Before we started, we added about a minute of silent, personal prayer to our opening prayer. We first introduced that last week.

For the first half hour, we finished up the chapter on prayer that we had begun last week. We covered sacramentals. These are objects, blessings, etc. that remind us of some religious concept. Examples we discussed from recent experience and objects within the room included the Sign of the Cross, the Crucifix, a statue of Mary, a Rosary and others.

We briefly discussed the practice of maintaining the Blessed Sacrament in the tabernacle behind the altar. We talked about how this is tangible evidence of God’s presence in the church. It is why we genuflect and bow to the altar.

We also discussed Holy Days of Obligation. The class had trouble naming more than one of the six (Christmas was the easy one.) until one student found a list in the back of the textbook. Sly dog!

In case you are wondering yourself, the complete list is:

  • Solemnity of Mary Jan 1
  • Feast of the Ascension 40 days after Easter
  • Feast of the Assumption Aug 15
  • All Saints Day Nov 1
  • Feast of the Immaculate Conception Dec 8
  • Christmas Dec 25

(I wonder whatever happened to the Feast of the Annunciation on March 25? That was one of the HDBs when I was growing up.)

The second half of the class was a “quiz bowl” that covered material we had taught since September.

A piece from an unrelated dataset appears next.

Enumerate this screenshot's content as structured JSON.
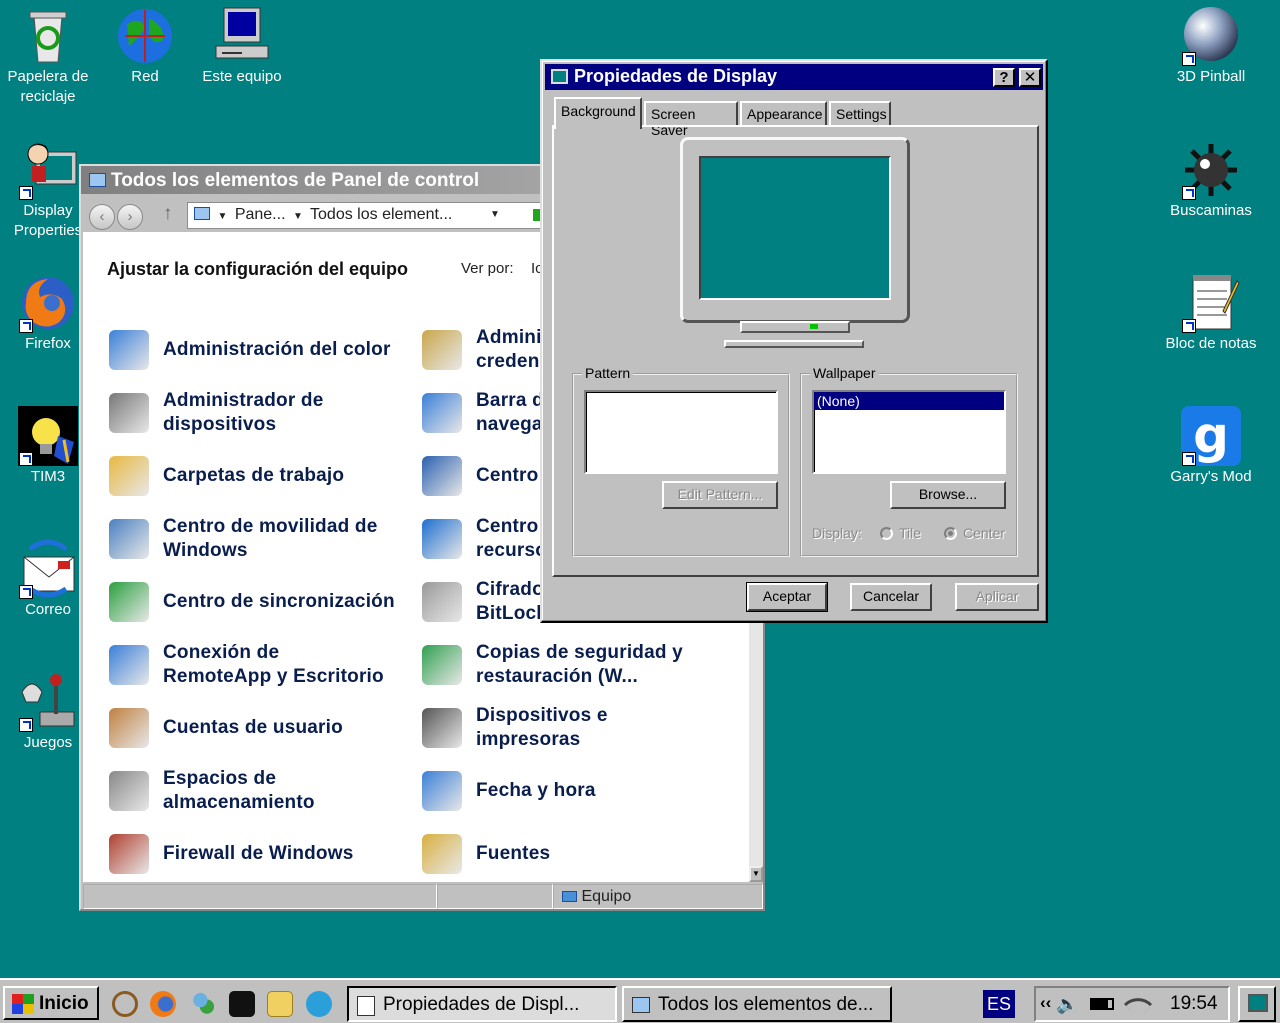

We split them up into four teams of 4-5 students each. We allowed them to consult with each other and also reference the textbook, but didn’t give them much time to look up something.  It was great to see the class lively and engaged. However, it was also somewhat disheartening to realize how little many of the students have retained from material we have covered and reviewed several times.

For example, there is no good reason why a team of five students shouldn’t be able to name the three parts of the Holy Trinity without having to look it up.

Other “easy” questions that we have covered repeatedly in different forms, but gave multiple teams difficulty,  included:

Name the three Sacraments of Initiation. (Baptism, Confirmation and Eucharist)

What is the sacrament by which man is made a priest or deacon? (Holy Orders)

Name three of the twelve apostles.

There are four key symbols of Baptism. Name three of them. (Holy Water, white garment, Sacred Chrism and a candle.)

What is the first season of the Church’s liturgical year? (Advent)

What is the only Sacrament of Initiation we can receive over and over again? (Eucharist)

We probably need to re-evaluate our teaching methods. If the students are not retaining the material — even after lively and engaged discussions — then we’re just wasting everybody’s time.

Any ideas?

By the way, we have backed off on our original plan to have the students read the Gospel of Matthew throughout the year. We simply do not have time to review and discuss it in class.  It may (or may not) have been a good idea in concept, but it just hasn’t worked in the roughly 50 minutes we spend together each week.